1982 CJ-7: You're talking about the seal between the block and tranny?
 
#8 ·
If you're getting excessive amounts of oil coming out of those holes, it's due to blow-by. It probably means it's time for a rebuild. I had the same problem, and after rebuilding it, it is completely fixed. The front hole closest to the oil fill hole is for the PCV valve. It has a tube that goes to the charcoal vacuum canister. The rear hole is the crank pressure relase hole, or whatever you want to call it. If a bunch of oil is coming out of this, you can put what is called an oil separator filter on it. It'll catch most of the oil coming out and let it fall back into the engine. This hole should lead to your air filter housing, where the noxious gasses are sucked back into the engine and re-burned until they are the right mixture to be spat out the exhaust. If your Jeep is running shitty, it probably because there's a ton of oil going back into your engine from this hole.

J. J.
 
#9 ·
patooyee: Could this also be causing blue smoke at start-up and sometimes at idle?

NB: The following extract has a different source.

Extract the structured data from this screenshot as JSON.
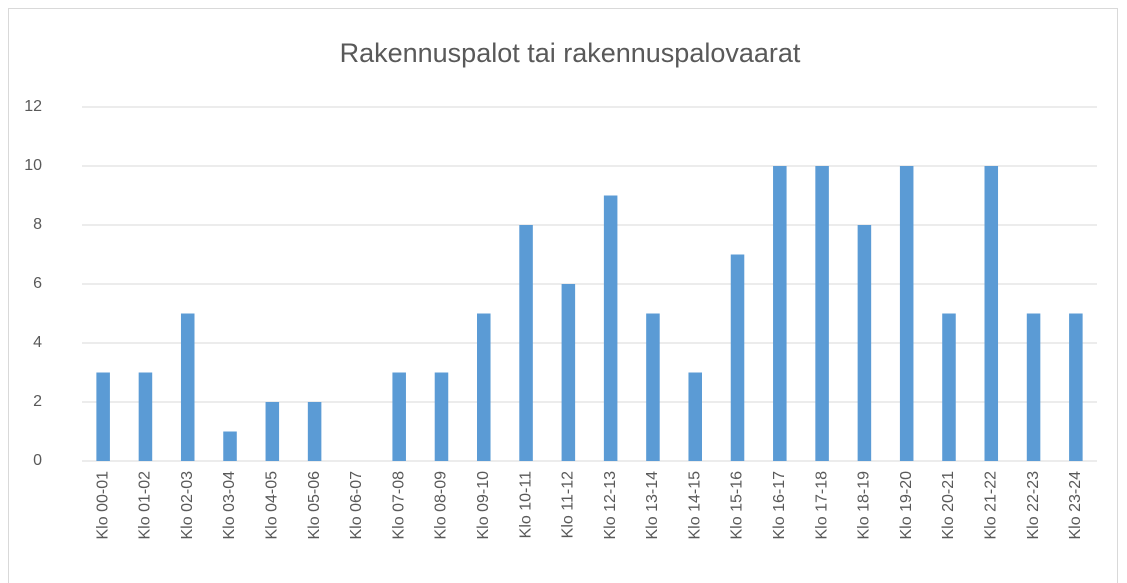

I do see a rebuild in the near future. After all, the poor girl has 120kmiles on her.
 
#12 ·
Well hold up on that rebuild, here's another thought....If I'm thinking right, couldn't he just swap the 4.2L head out for a newer 4.0L HO head and kill two birds with one stone - solve the blow-by problem + increase HP and efficiency?? I may be wrong about that solving blow by, but I don't think so..Just trying to save time and $...My 258 has 150K+ miles on it and its still going strong, with minimal blow-by...I'd say if your compression is still good (even if its not great a 3-angle valve job is necessary when swapping in a new head and that'll increase your compression) and its just a blow by problem, then do the head.